The problem of representing the world through literature has played a significant role in the history of the modern novel, attracting attention of authors, theorists and literary critics.
It is closely connected to aesthetic-literary, poetological, and normative issues; it also encompasses the philosophy of literature, relating to – at least in an implicative way – epistemological strategies and ontological assumptions of a given historical-cultural period1. In her latest monograph, Lekcja uważności. Moderniści i realizm Ewa Paczoska presents an innovative proposal: to redefine the realism of early modernist prose, focused (among other things) on the problem of representation, as well as anthropological-literary issues (subjectivity). This is a genuinely fascinating idea in terms of its exegetic applications. Modernity, which has been the subject of many of Paczoska’s excellent previous studies, serves as the modal framework for the monograph in question as well. According to Paczoska, the realistic prose of the turn of the 20th century, which is mostly represented by Bolesław Prus and Henry James (their literary work is the main subject of the analysis in the first part of the book, Testowanie granic) is an important literary manifesto of modernity. Their prose, which transformed the earlier realism model, is closely related to the “mindfulness” theory. The writers analyzed by Paczoska are typically associated with realism poetics and they are classified as realists. However, as highlighted by Paszoska, “they continue to expand its field in different directions and they test its boundaries” 2. She goes on: „The program of new realism, supported by Prus and James, moves from «representation» to «presence»”3. “The truth imperative” still guided them in their artistic endeavors.”

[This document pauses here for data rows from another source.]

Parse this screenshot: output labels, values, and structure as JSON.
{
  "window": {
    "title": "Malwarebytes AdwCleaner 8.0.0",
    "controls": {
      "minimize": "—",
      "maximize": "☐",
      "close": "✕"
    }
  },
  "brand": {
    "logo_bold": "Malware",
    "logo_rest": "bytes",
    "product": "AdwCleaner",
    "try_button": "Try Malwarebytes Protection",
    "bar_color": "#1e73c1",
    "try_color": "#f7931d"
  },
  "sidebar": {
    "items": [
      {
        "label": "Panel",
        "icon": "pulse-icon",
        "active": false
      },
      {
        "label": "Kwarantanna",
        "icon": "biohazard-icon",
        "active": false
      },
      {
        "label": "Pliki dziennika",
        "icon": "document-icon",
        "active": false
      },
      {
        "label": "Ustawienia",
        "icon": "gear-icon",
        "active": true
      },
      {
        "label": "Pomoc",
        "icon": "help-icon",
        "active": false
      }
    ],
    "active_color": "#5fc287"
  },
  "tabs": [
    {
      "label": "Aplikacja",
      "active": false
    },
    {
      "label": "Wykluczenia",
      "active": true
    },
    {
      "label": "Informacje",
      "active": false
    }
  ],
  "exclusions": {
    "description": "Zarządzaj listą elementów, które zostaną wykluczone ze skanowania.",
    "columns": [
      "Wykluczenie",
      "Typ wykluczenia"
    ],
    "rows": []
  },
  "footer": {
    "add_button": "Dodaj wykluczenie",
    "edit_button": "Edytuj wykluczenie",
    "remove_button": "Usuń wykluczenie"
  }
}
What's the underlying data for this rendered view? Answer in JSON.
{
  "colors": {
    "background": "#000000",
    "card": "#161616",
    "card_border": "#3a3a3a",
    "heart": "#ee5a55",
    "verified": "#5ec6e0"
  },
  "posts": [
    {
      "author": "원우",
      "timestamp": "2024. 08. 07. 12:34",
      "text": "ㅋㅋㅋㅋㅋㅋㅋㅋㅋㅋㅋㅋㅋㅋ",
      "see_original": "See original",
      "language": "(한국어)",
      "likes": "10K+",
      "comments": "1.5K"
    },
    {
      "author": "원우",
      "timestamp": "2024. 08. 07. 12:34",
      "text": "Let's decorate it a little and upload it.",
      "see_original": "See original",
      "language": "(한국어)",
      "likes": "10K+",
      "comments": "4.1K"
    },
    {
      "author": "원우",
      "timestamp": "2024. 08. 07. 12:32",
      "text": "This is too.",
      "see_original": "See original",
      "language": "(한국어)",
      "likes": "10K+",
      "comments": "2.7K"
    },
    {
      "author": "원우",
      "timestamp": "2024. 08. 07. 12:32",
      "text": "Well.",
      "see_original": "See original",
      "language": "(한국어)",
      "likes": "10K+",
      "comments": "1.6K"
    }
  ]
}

Brian McHale, one of the greatest experts in modernist and postmodernist prose, characterized the former as shaped by the epistemological dominant. „That is, modernist fiction deploys strategies which engage and foreground questions such as […] «How can I interpret this world of which I am a part? And what am I in it?» […]. Other typical modernist questions might be added: «What is there to be known? Who knows it? How do they know it, and with what degree of certainty? How is knowledge transmitted from one knower to another, and with what degree of certainty? How does the object of knowledge change as it passes from knower to knower? What are the limits of the knowable? » […]”4.
It seems that similar (or even identical) epistemological questions formed the structures of “new” realism in the prose by Prus, James, as well as Stanisław Brzozowski and Virginia Woolf – the latter is the protagonist of two studies that can be found in the second part of Paczoska’s monograph, Poszerzanie obrazu. The interpretations of each work and of the theoretical-literary assumptions of the authors focus on the discontinuity hypothesis, chaos, or even defragmentation of the world. It is worth mentioning here that Paczoska published an important book on The Doll5, in which she used this formula in her brilliant exegesis of the novel, thus establishing an important interpretative trend, which has been frequently employed ever since.

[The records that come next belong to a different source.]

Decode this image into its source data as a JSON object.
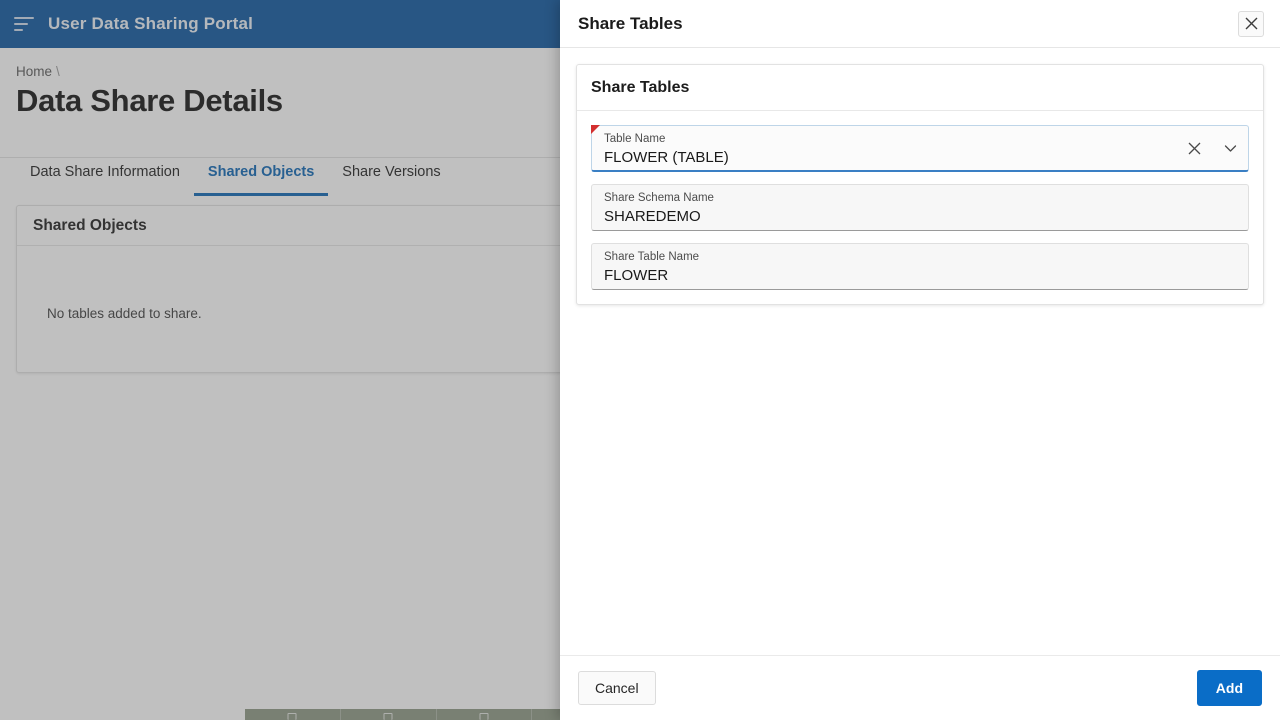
{
  "appbar": {
    "menu_icon": "hamburger-menu-icon",
    "title": "User Data Sharing Portal",
    "background": "#0a549e"
  },
  "breadcrumb": {
    "home": "Home",
    "separator": "\\"
  },
  "page": {
    "title": "Data Share Details"
  },
  "tabs": [
    {
      "label": "Data Share Information",
      "active": false
    },
    {
      "label": "Shared Objects",
      "active": true
    },
    {
      "label": "Share Versions",
      "active": false
    }
  ],
  "shared_objects_panel": {
    "title": "Shared Objects",
    "empty_message": "No tables added to share."
  },
  "modal": {
    "title": "Share Tables",
    "close_icon": "close-icon",
    "card_title": "Share Tables",
    "fields": [
      {
        "label": "Table Name",
        "value": "FLOWER (TABLE)",
        "required": true,
        "focused": true,
        "clear_icon": "close-icon",
        "dropdown_icon": "chevron-down-icon"
      },
      {
        "label": "Share Schema Name",
        "value": "SHAREDEMO",
        "required": false,
        "focused": false
      },
      {
        "label": "Share Table Name",
        "value": "FLOWER",
        "required": false,
        "focused": false
      }
    ],
    "cancel_label": "Cancel",
    "add_label": "Add",
    "accent_color": "#0a6dc7"
  }
}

Paczoska defines realism by Prus, James, Brzozowski, Woolf as aesthetics determined by the sense of a cultural crisis of modernity, which impacts the forms of literary representation, the protagonist’s behavior, and finally the narrative structures and fictional compositions of a novel. For example, Paczoska conducts a comparative interpretation of The Doll by Prus and The American by Henry James, uncovering many analogies and similarities between the literary imaginations of both authors, which project on the format of the protagonists, as well as their romantic and social experiences. According to Paczoska, the crisis of idealism (in life) affected the global meaning of both novels. She writes that “In the world touched by a modern change, a spiritually romantic (as well as physical, like in Mrs. Bovary’s dreams) idealism builds anachronistic and dysfunctional phantasms, which do not allow their believers to truly develop, blocking their energy, and ultimately –not allowing instincts and feelings to reveal themselves” 6 [translation mine, P.Z.].

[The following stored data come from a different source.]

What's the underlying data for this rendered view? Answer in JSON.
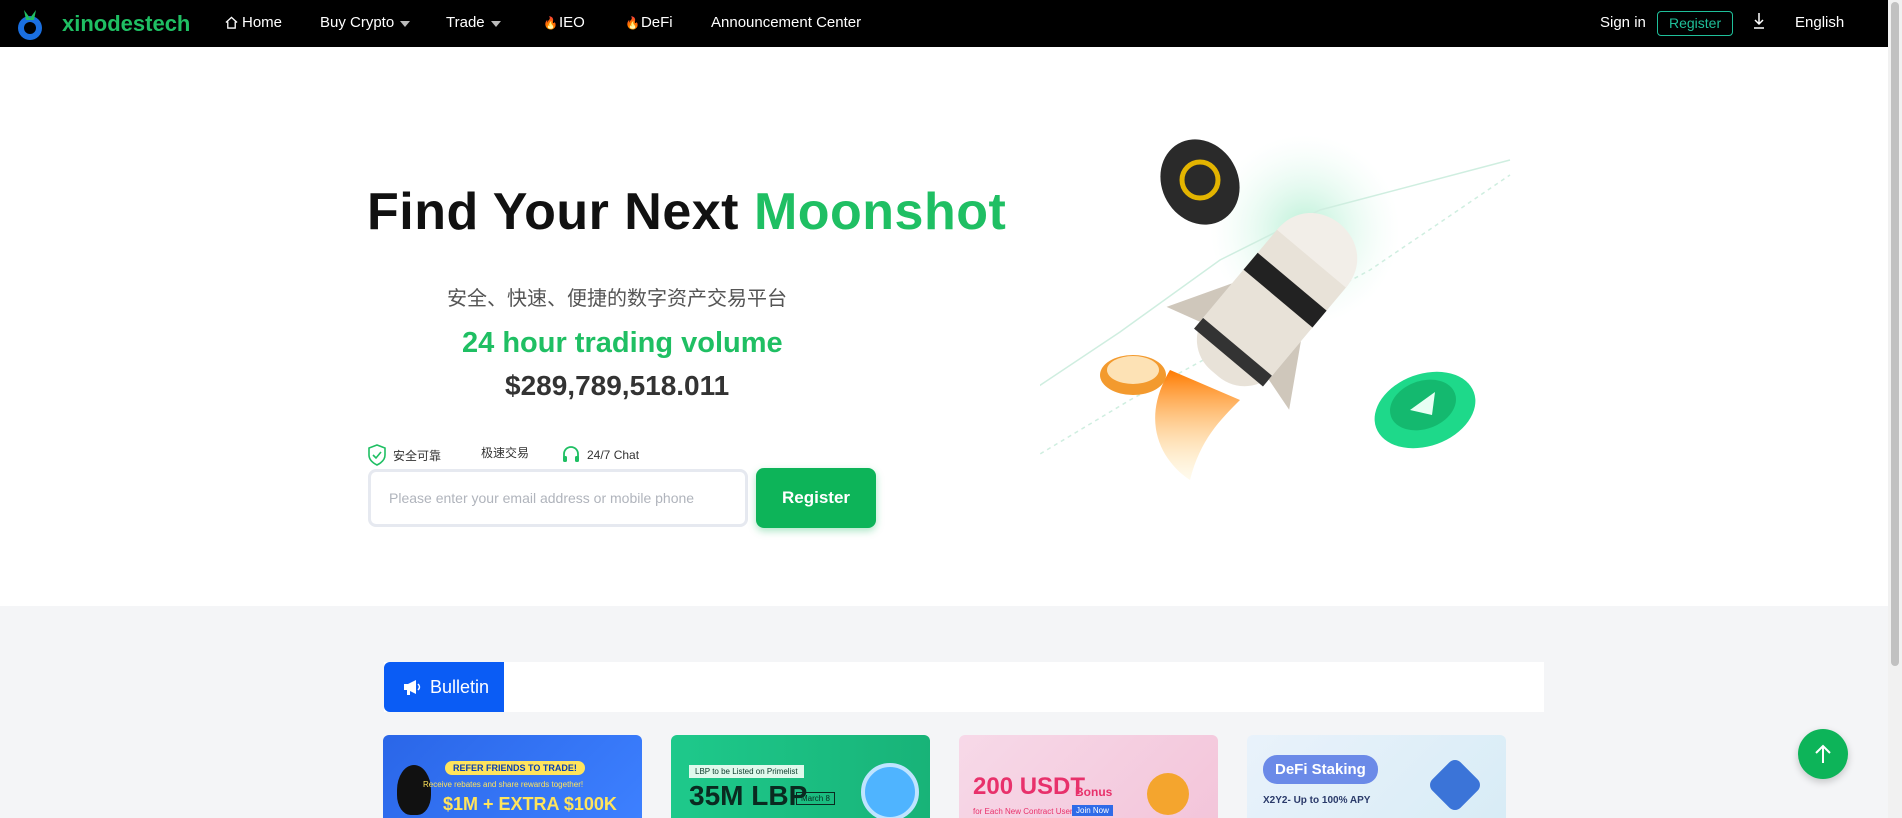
{
  "nav": {
    "brand": "xinodestech",
    "items": [
      {
        "label": "Home",
        "icon": "home-icon"
      },
      {
        "label": "Buy Crypto",
        "icon": "caret-down-icon"
      },
      {
        "label": "Trade",
        "icon": "caret-down-icon"
      },
      {
        "label": "IEO",
        "icon": "flame-icon"
      },
      {
        "label": "DeFi",
        "icon": "flame-icon"
      },
      {
        "label": "Announcement Center"
      }
    ],
    "sign_in": "Sign in",
    "register": "Register",
    "language": "English"
  },
  "hero": {
    "title_main": "Find Your Next ",
    "title_accent": "Moonshot",
    "subtitle": "安全、快速、便捷的数字资产交易平台",
    "volume_label": "24 hour trading volume",
    "volume_value": "$289,789,518.011",
    "features": [
      {
        "label": "安全可靠",
        "icon": "shield-check-icon"
      },
      {
        "label": "极速交易",
        "icon": "lightning-icon"
      },
      {
        "label": "24/7 Chat",
        "icon": "headset-icon"
      }
    ],
    "email_placeholder": "Please enter your email address or mobile phone",
    "register_button": "Register"
  },
  "bulletin": {
    "tab_label": "Bulletin",
    "cards": [
      {
        "line1": "REFER FRIENDS TO TRADE!",
        "line2": "Receive rebates and share rewards together!",
        "line3": "$1M + EXTRA $100K"
      },
      {
        "line1": "LBP to be Listed on Primelist",
        "line2": "35M LBP",
        "line3": "March 8"
      },
      {
        "line1": "200 USDT",
        "line2": "Bonus",
        "line3": "for Each New Contract User",
        "line4": "Join Now"
      },
      {
        "line1": "DeFi Staking",
        "line2": "X2Y2- Up to 100% APY"
      }
    ]
  },
  "colors": {
    "brand_green": "#1fbf63",
    "button_green": "#0db459",
    "bulletin_blue": "#0a5cf5",
    "nav_bg": "#000000"
  }
}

Paczoska makes the artistic and critical work by Virginia Woolf – who found her own ancestor in Jane Austen – a manifesto of the search for the complex reality of life. Paczoska precisely captures the theory of Woolf’s novels and her metaphysical ideas regarding existence, and the author herself – confronted with Austen – appears to be a critic who is highly self-aware in terms of the rules of her own literary work, as well as knowledgeable about the poetics of her great predecessor. Woolf motivated her objection against traditional realism (characteristic of, for example, Galsworthy’s work) with an attempt at capturing the full reality, i.e. the willingness to write a truly realistic novel, unbiased by literary conventions and cognitive schemes. Such a novel would show a relationship between the detail and the concrete with authentic existence, it would contain inconspicuous epiphany moments, those “drops of lightness” evoked in To the Lighthouse, in which reality that cannot be conceived in its totality appears for a brief moment.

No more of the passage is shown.